A Chevron victory could become a powerful tool in fending off judgments in such cases. “Vigilance in ensuring that foreign judgments are rendered in systems that provide due process and impartial tribunals is a matter of growing importance in a world where international commerce will, with increasing frequency, be affected by foreign judgments,” the companies contend.
Environmentalists and the government of Ecuador are siding with the plaintiffs. They argue that Judge Lewis A. Kaplan, who was appointed to the bench by President Clinton in 1994, lacks the authority to issue a worldwide order blocking enforcement of the verdict. In court filings, Ecuador’s American law firm, Winston & Strawn, asserts that “Judge Kaplan’s gratuitous belittlement of the Republic [of Ecuador]’s judicial system is a wholesale condemnation of the judicial systems of the entire Latin American region.”
At the heart of Chevron’s legal predicament is a massive case of buyer’s remorse. The company fought for more than eight years to get the pollution suit moved to Ecuador, believing it would be more likely to prevail there than in the U.S. When it became clear that it would lose in Ecuador, Chevron came back to U.S. courts seeking to undermine the Ecuadorean proceedings. The oil and gas producer maintains that it cleaned up any pollution for which it was responsible and that it has been unfairly targeted.
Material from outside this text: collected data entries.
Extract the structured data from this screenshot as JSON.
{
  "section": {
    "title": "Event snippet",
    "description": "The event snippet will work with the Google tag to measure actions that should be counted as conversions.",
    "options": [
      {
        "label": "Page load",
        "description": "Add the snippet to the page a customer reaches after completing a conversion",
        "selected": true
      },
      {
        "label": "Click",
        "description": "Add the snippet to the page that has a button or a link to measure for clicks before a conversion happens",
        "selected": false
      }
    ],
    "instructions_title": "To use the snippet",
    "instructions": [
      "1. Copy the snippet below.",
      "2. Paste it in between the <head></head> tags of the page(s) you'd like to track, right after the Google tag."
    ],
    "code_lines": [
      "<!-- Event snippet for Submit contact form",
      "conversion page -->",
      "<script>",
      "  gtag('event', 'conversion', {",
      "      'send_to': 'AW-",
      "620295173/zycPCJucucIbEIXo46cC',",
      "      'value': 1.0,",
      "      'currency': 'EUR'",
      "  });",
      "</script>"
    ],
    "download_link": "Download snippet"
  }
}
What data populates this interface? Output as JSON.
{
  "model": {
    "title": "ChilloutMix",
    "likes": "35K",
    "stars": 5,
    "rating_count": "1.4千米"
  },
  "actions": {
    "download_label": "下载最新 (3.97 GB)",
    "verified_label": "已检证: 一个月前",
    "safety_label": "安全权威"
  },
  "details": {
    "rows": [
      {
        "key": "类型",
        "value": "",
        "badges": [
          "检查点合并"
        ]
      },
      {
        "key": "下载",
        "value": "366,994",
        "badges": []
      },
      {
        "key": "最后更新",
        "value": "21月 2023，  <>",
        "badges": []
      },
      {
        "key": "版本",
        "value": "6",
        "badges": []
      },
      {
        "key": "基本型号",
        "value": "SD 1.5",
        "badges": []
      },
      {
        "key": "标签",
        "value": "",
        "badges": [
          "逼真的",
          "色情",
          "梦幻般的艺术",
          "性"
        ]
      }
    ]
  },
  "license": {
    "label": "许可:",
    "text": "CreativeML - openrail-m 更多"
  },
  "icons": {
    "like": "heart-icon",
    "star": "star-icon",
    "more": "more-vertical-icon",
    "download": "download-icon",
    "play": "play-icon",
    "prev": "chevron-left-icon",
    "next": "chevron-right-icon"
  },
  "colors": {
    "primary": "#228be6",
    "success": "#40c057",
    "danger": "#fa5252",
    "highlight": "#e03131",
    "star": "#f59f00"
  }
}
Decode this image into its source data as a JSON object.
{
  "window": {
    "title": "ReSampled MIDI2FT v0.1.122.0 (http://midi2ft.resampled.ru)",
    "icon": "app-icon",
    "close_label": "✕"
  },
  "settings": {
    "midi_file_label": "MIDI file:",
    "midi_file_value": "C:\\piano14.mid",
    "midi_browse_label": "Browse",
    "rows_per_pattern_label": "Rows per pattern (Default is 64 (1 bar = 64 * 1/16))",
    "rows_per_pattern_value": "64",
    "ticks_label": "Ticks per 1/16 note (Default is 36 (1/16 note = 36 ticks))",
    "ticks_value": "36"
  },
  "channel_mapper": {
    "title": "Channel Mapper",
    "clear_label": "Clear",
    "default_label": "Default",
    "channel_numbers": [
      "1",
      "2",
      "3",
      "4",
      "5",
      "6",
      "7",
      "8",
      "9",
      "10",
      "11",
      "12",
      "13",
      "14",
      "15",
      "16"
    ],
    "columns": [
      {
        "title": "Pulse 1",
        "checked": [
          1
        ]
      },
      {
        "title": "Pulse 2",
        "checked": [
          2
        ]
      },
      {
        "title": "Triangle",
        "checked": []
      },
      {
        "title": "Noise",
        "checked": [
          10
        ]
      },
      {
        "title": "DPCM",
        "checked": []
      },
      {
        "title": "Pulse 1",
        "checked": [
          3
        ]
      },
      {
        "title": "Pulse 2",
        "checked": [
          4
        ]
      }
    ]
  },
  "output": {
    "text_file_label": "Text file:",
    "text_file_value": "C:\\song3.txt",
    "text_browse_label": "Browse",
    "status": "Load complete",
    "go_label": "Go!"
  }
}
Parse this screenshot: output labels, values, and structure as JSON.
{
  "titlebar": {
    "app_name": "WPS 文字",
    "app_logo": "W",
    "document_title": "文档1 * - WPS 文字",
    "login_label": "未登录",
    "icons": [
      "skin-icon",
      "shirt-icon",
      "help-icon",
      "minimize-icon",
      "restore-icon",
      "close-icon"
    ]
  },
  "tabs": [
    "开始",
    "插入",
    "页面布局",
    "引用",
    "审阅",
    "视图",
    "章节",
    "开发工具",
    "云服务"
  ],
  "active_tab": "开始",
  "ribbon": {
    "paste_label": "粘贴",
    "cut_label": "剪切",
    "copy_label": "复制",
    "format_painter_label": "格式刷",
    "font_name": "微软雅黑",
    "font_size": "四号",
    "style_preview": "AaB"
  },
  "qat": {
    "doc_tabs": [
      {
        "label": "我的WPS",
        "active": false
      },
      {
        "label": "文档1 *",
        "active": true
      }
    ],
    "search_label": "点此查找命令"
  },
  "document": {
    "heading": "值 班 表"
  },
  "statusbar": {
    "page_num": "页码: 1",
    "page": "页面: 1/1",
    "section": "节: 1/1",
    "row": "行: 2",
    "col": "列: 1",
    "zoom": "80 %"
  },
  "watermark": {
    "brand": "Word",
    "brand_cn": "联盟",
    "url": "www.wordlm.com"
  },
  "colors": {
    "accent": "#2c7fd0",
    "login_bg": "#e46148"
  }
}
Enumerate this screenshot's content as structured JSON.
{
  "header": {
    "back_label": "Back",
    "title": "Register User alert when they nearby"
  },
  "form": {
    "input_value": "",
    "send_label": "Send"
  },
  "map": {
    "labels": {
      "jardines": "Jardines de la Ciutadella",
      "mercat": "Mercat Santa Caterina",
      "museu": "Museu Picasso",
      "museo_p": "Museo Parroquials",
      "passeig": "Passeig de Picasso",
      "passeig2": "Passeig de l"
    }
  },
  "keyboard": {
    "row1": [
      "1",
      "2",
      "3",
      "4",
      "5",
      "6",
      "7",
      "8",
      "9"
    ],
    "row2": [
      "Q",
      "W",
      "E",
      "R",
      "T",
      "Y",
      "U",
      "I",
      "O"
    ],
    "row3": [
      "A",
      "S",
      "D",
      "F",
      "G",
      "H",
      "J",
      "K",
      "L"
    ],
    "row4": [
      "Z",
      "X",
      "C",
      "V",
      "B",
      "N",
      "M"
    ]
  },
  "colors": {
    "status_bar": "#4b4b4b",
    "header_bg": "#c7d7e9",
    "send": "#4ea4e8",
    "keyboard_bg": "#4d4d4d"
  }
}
The lawsuit began back in 1993 when attorneys representing the plaintiffs sued Texaco in federal court in New York, alleging the company had dumped billions of gallons of dangerous drilling fluids into rainforest streams and rivers while extracting oil from the Amazon from 1972 through 1990. Texaco denied wrongdoing and persuaded the New York court to dismiss the case, arguing that it would be more appropriate to try it in Ecuador. In 2001, Chevron acquired Texaco, and with it the pollution case. Two years later the plaintiffs refiled the suit in Ecuador, this time naming Chevron as the defendant, even though Chevron didn’t have operations in Ecuador—and still doesn’t.
Years of protracted hearings overseen by a series of Ecuadorean judges culminated on Feb. 14 in the $18.2 billion judgment against Chevron. Two weeks before the verdict, however, Chevron launched a preemptive counterattack in federal court in New York, alleging in a separate civil suit that American and Ecuadorean plaintiffs’ attorneys, along with Ecuadorean judges and government officials, illegally conspired against the company. Chevron claimed its adversaries falsified evidence, intimidated judges, and even ghostwrote parts of the judicial opinion underlying the multibillion-dollar award. Judge Kaplan issued a temporary order in February forbidding enforcement of the Ecuadorean verdict. He has scheduled a nonjury trial for November on whether Chevron received a fair trial in Ecuador.